The snap election was triggered when President Guillermo Lasso dissolved Congress in May using a “mutual death” constitutional clause. The self-made banking millionaire faced impeachment proceedings in the opposition-controlled congress. He did not stand for re-election.
Noboa will complete the final 15 months of Lasso’s term, leaving little time to advance policy goals.
González had campaigned on a platform of social spending similar to that of her mentor Rafael Correa, whose tenure from 2007-17 coincided with a commodities boom, heavy public spending and a reduction in poverty, while his government took about $18bn of loans from Chinese banks.
Her loss represents a major blow for Correa, who wields influence in Ecuador despite living in exile in Belgium to avoid the consequences of a corruption conviction relating to his presidency.
Security was voters’ main concern in an election campaign marred by violence. Anti-corruption candidate Fernando Villavicencio was assassinated in August ahead of the first round of voting.
Fuelled by drug-related crime, the country’s homicide rate has quadrupled between 2018 and last year, when 4,800 people were murdered. In the first six months of this year, 3,500 homicides were reported in the country of 18mn people.
Noboa has promised a tough line on organised crime, including jailing criminals on prison ships.
The incoming president will face economic headwinds. The country is managing a widening fiscal deficit, lower energy revenues and higher interest on debt repayments.

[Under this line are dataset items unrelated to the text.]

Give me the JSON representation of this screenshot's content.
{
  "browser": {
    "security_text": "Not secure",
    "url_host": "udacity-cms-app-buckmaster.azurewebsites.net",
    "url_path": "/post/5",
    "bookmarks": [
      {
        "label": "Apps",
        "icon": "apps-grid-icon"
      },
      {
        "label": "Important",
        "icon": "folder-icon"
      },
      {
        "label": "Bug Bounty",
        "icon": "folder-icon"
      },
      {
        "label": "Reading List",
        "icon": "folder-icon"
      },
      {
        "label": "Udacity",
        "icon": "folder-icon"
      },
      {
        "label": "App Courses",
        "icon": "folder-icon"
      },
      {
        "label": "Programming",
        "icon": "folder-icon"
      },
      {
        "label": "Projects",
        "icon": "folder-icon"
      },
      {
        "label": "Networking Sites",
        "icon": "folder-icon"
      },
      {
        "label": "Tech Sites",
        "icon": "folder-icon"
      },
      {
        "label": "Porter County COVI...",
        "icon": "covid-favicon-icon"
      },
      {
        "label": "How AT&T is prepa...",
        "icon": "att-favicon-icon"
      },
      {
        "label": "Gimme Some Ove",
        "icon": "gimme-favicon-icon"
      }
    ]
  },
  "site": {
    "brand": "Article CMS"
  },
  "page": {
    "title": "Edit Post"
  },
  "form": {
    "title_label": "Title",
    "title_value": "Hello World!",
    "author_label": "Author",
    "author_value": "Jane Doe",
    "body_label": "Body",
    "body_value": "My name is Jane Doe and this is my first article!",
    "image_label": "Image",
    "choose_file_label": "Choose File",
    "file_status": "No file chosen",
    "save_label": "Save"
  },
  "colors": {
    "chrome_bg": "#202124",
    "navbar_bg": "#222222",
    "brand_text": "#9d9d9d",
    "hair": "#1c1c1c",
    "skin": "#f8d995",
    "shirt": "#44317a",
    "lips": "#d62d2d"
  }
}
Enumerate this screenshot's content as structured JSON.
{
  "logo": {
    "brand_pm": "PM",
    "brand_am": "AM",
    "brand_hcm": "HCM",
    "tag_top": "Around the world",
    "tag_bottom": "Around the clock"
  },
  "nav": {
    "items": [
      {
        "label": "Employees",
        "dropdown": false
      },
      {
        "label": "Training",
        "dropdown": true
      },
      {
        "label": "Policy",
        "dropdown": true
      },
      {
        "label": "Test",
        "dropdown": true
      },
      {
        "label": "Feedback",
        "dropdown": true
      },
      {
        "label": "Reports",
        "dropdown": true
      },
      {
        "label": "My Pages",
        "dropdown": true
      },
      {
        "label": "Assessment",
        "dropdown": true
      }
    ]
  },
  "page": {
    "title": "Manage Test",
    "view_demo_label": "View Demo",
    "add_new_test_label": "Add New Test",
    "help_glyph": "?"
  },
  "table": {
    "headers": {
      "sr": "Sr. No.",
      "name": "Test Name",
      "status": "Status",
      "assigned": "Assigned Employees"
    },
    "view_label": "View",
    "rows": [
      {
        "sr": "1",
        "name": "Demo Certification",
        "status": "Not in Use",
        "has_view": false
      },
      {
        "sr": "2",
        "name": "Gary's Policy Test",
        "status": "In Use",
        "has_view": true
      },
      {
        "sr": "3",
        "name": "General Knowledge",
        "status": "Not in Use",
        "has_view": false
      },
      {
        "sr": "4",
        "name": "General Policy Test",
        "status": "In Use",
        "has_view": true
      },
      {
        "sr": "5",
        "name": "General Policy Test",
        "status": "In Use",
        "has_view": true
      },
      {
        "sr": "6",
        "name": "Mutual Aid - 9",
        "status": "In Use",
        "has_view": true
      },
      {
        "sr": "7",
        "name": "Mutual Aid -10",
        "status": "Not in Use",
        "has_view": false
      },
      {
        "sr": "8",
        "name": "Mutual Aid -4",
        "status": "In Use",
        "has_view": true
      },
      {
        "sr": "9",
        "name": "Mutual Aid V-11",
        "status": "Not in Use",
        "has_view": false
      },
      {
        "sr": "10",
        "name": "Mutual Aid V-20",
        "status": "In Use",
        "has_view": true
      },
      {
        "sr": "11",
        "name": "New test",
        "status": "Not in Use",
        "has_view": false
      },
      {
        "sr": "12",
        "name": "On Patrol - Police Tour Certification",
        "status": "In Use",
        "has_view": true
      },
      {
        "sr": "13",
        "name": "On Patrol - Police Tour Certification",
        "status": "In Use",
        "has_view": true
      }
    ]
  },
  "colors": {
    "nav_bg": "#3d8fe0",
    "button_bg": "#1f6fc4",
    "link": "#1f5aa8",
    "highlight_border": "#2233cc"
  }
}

Ecuador’s economy, which is reliant on exports of oil and seafood, is forecast to grow 1.5 per cent this year and 0.8 per cent in 2024.
Noboa has promised to promote foreign investment and jobs for young people with tax benefits to employers.
“One of the main drivers of this election was a general frustration with the status quo,” said Sebastián Hurtado, who runs Profitas, a Quito-based political risk consultancy. “Noboa — a fresh, young face — managed to get that vote.”